Dentro do lageano, Pêta, o motorista, gritava divertido. No meio do campinho, atrás da verdureira, Geni, o Mariposa, distraíra-se descascando um abacaxi e não percebeu a boiada chegando. Cercado pelos bois, o Mariposa os toureava como podia. Os chifres passavam rente a sua bunda saliente e o Pêta, da janela do ônibus, gargalhava e finava-se de rir:
-Sai Geni… Olha o outro aí atrás… Ah Ah Ah! Cagou-se Mariposa!

Seu Abílio correu para proteger os cristais da loja abaixando a porta de ferro.

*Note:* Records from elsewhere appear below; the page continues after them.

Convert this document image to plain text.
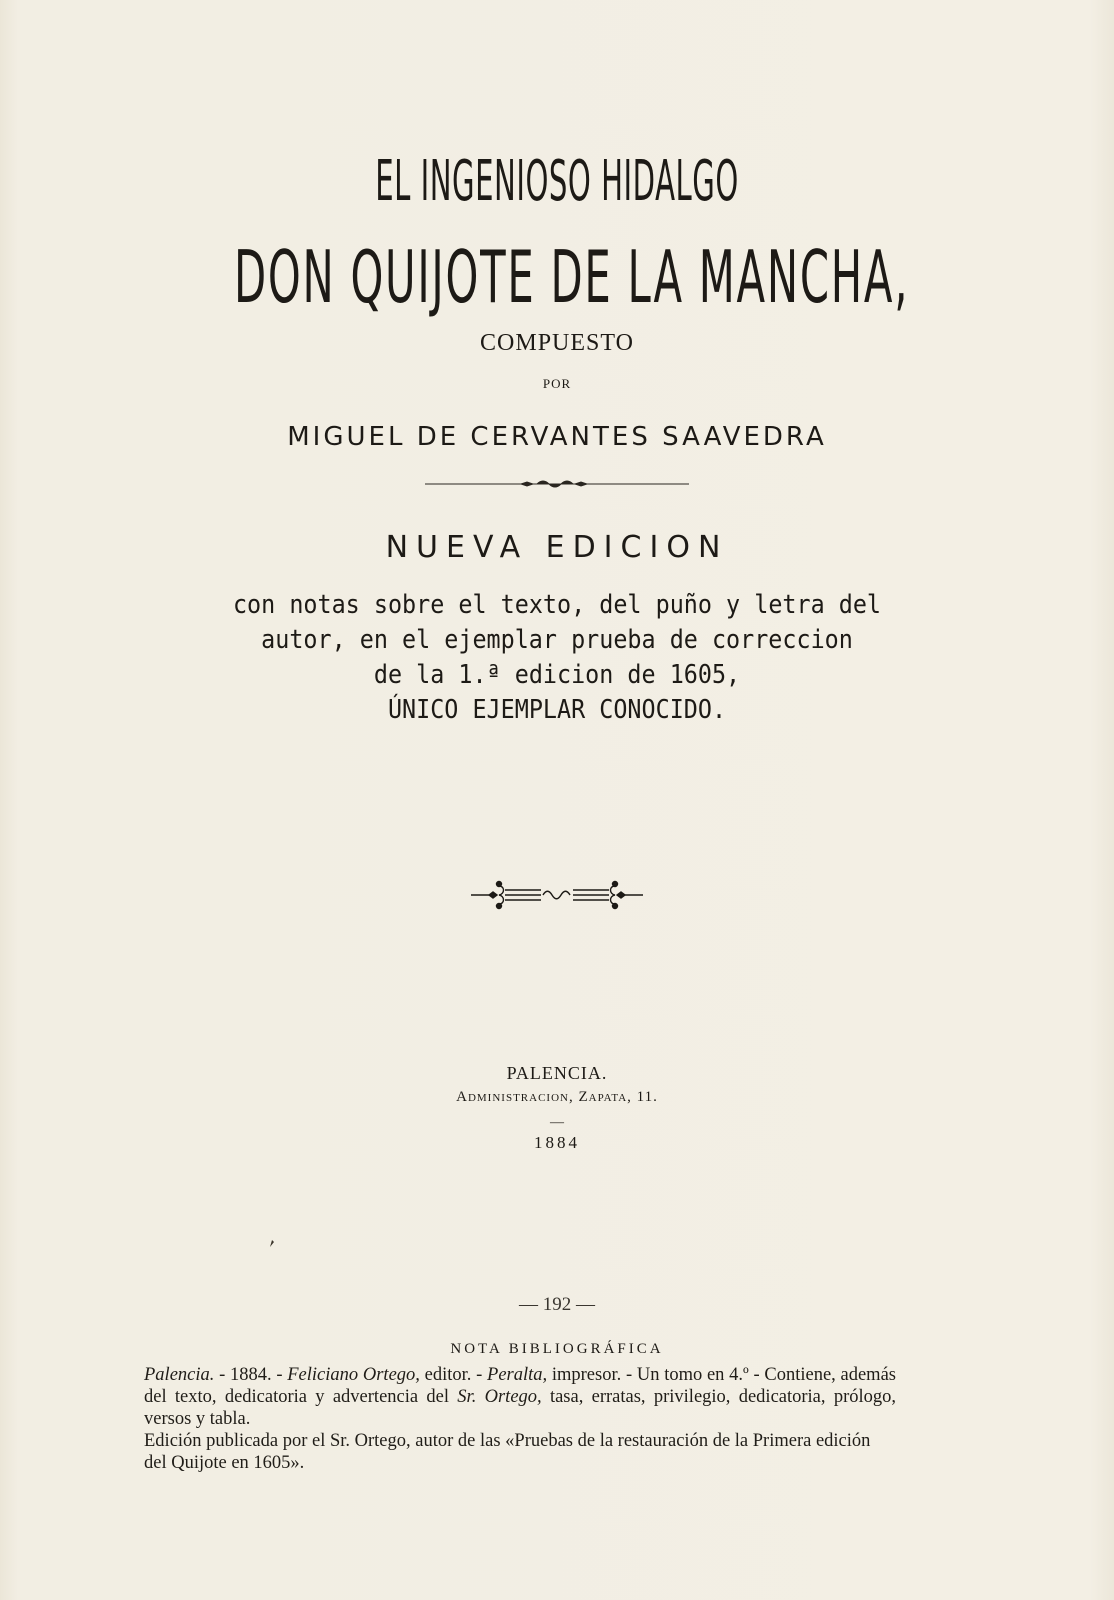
EL INGENIOSO HIDALGO
DON QUIJOTE DE LA MANCHA,
COMPUESTO
POR
MIGUEL DE CERVANTES SAAVEDRA
NUEVA EDICION
con notas sobre el texto, del puño y letra del
autor, en el ejemplar prueba de correccion
de la 1.ª edicion de 1605,
ÚNICO EJEMPLAR CONOCIDO.
PALENCIA.
Administracion, Zapata, 11.
—
1884
— 192 —
NOTA BIBLIOGRÁFICA

Palencia. - 1884. - Feliciano Ortego, editor. - Peralta, impresor. - Un tomo en 4.º - Contiene, además del texto, dedicatoria y advertencia del Sr. Ortego, tasa, erratas, privilegio, dedicatoria, prólogo, versos y tabla.

Edición publicada por el Sr. Ortego, autor de las «Pruebas de la restauración de la Primera edición del Quijote en 1605».
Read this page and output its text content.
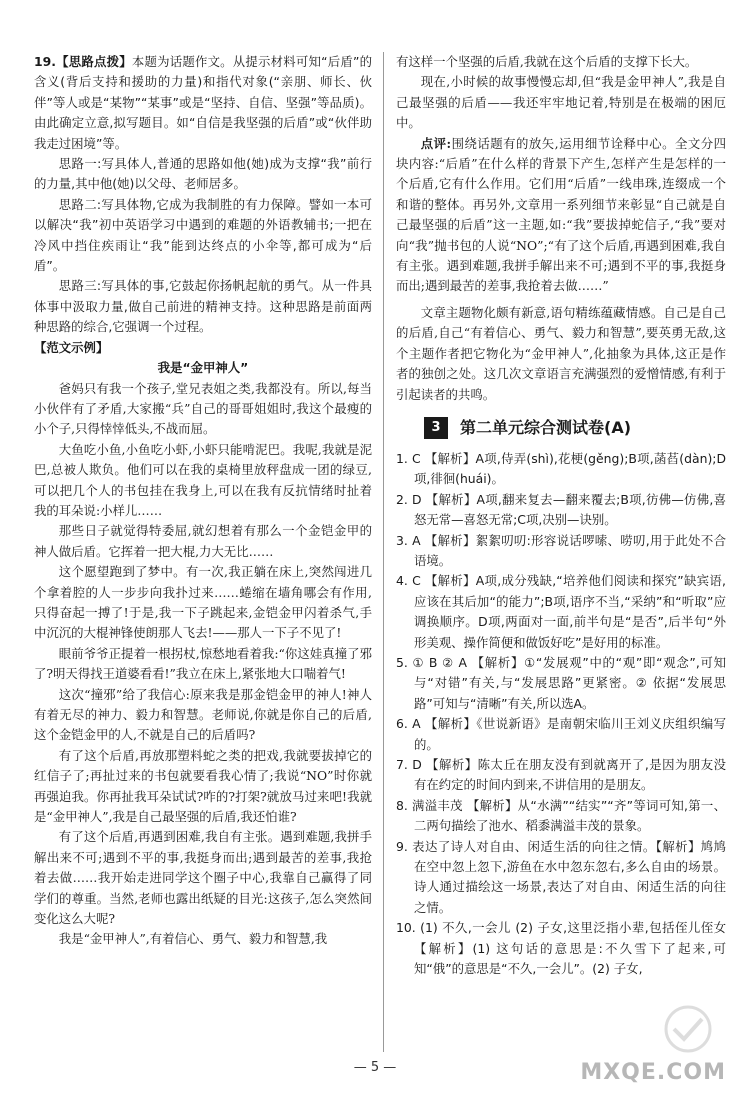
19.【思路点拨】本题为话题作文。从提示材料可知“后盾”的含义(背后支持和援助的力量)和指代对象(“亲朋、师长、伙伴”等人或是“某物”“某事”或是“坚持、自信、坚强”等品质)。由此确定立意,拟写题目。如“自信是我坚强的后盾”或“伙伴助我走过困境”等。

思路一:写具体人,普通的思路如他(她)成为支撑“我”前行的力量,其中他(她)以父母、老师居多。

思路二:写具体物,它成为我制胜的有力保障。譬如一本可以解决“我”初中英语学习中遇到的难题的外语教辅书;一把在冷风中挡住疾雨让“我”能到达终点的小伞等,都可成为“后盾”。

思路三:写具体的事,它鼓起你扬帆起航的勇气。从一件具体事中汲取力量,做自己前进的精神支持。这种思路是前面两种思路的综合,它强调一个过程。

【范文示例】

我是“金甲神人”

爸妈只有我一个孩子,堂兄表姐之类,我都没有。所以,每当小伙伴有了矛盾,大家搬“兵”自己的哥哥姐姐时,我这个最瘦的小个子,只得悻悻低头,不战而屈。

大鱼吃小鱼,小鱼吃小虾,小虾只能啃泥巴。我呢,我就是泥巴,总被人欺负。他们可以在我的桌椅里放秤盘成一团的绿豆,可以把几个人的书包挂在我身上,可以在我有反抗情绪时扯着我的耳朵说:小样儿……

那些日子就觉得特委屈,就幻想着有那么一个金铠金甲的神人做后盾。它挥着一把大棍,力大无比……

这个愿望跑到了梦中。有一次,我正躺在床上,突然闯进几个拿着腔的人一步步向我扑过来……蜷缩在墙角哪会有作用,只得奋起一搏了!于是,我一下子跳起来,金铠金甲闪着杀气,手中沉沉的大棍神锋使朗那人飞去!——那人一下子不见了!

眼前爷爷正提着一根拐杖,惊愁地看着我:“你这娃真撞了邪了?明天得找王道婆看看!”我立在床上,紧张地大口喘着气!

这次“撞邪”给了我信心:原来我是那金铠金甲的神人!神人有着无尽的神力、毅力和智慧。老师说,你就是你自己的后盾,这个金铠金甲的人,不就是自己的后盾吗?

有了这个后盾,再放那塑料蛇之类的把戏,我就要拔掉它的红信子了;再扯过来的书包就要看我心情了;我说“NO”时你就再强迫我。你再扯我耳朵试试?咋的?打架?就放马过来吧!我就是“金甲神人”,我是自己最坚强的后盾,我还怕谁?

有了这个后盾,再遇到困难,我自有主张。遇到难题,我拼手解出来不可;遇到不平的事,我挺身而出;遇到最苦的差事,我抢着去做……我开始走进同学这个圈子中心,我靠自己赢得了同学们的尊重。当然,老师也露出纸疑的目光:这孩子,怎么突然间变化这么大呢?

我是“金甲神人”,有着信心、勇气、毅力和智慧,我

有这样一个坚强的后盾,我就在这个后盾的支撑下长大。

现在,小时候的故事慢慢忘却,但“我是金甲神人”,我是自己最坚强的后盾——我还牢牢地记着,特别是在极端的困厄中。

点评:围绕话题有的放矢,运用细节诠释中心。全文分四块内容:“后盾”在什么样的背景下产生,怎样产生是怎样的一个后盾,它有什么作用。它们用“后盾”一线串珠,连缀成一个和谐的整体。再另外,文章用一系列细节来彰显“自己就是自己最坚强的后盾”这一主题,如:“我”要拔掉蛇信子,“我”要对向“我”抛书包的人说“NO”;“有了这个后盾,再遇到困难,我自有主张。遇到难题,我拼手解出来不可;遇到不平的事,我挺身而出;遇到最苦的差事,我抢着去做……”

文章主题物化颇有新意,语句精练蕴藏情感。自己是自己的后盾,自己“有着信心、勇气、毅力和智慧”,要英勇无敌,这个主题作者把它物化为“金甲神人”,化抽象为具体,这正是作者的独创之处。这几次文章语言充满强烈的爱憎情感,有利于引起读者的共鸣。

3	第二单元综合测试卷(A)

1. C 【解析】A项,侍弄(shì),花梗(gěng);B项,菡萏(dàn);D项,徘徊(huái)。

2. D 【解析】A项,翻来复去—翻来覆去;B项,彷佛—仿佛,喜怒无常—喜怒无常;C项,决别—诀别。

3. A 【解析】絮絮叨叨:形容说话啰嗦、唠叨,用于此处不合语境。

4. C 【解析】A项,成分残缺,“培养他们阅读和探究”缺宾语,应该在其后加“的能力”;B项,语序不当,“采纳”和“听取”应调换顺序。D项,两面对一面,前半句是“是否”,后半句“外形美观、操作简便和做饭好吃”是好用的标准。

5. ① B ② A 【解析】①“发展观”中的“观”即“观念”,可知与“对错”有关,与“发展思路”更紧密。② 依据“发展思路”可知与“清晰”有关,所以选A。

6. A 【解析】《世说新语》是南朝宋临川王刘义庆组织编写的。

7. D 【解析】陈太丘在朋友没有到就离开了,是因为朋友没有在约定的时间内到来,不讲信用的是朋友。

8. 满溢丰茂 【解析】从“水满”“结实”“齐”等词可知,第一、二两句描绘了池水、稻黍满溢丰茂的景象。

9. 表达了诗人对自由、闲适生活的向往之情。【解析】鸠鸠在空中忽上忽下,游鱼在水中忽东忽右,多么自由的场景。诗人通过描绘这一场景,表达了对自由、闲适生活的向往之情。

10. (1) 不久,一会儿 (2) 子女,这里泛指小辈,包括侄儿侄女 【解析】(1) 这句话的意思是:不久雪下了起来,可知“俄”的意思是“不久,一会儿”。(2) 子女,

— 5 —	MXQE.COM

Dona Elvira gritava pelas crianças que haviam ficado no paiol.
-Fiquem aí. Não saiam agora.


Um boi enfurecido adentrou pelo quintal, passou bufando pela cerca-viva e investiu contra algumas peças de roupa que secavam no varal.
O cavalo do Lessi saltou o portãozinho de madeira e o filho do véio Leco armou uma laçada certeira nas guampas do boi que se atrevera pelo quintal da casa do seu Abílio.

Orgulhoso, Lessi conduzia a rês atada pelos chifres. O cavalo passou pela janela da casa. Lessi recolheu as rédeas numa manobra elegante. Levou a mão ao chapéu cumprimentando as duas moças bonitas que estavam à janela. A mais nova falou à outra:
- Olhe Alda! É esse. Veja como ele é bonito.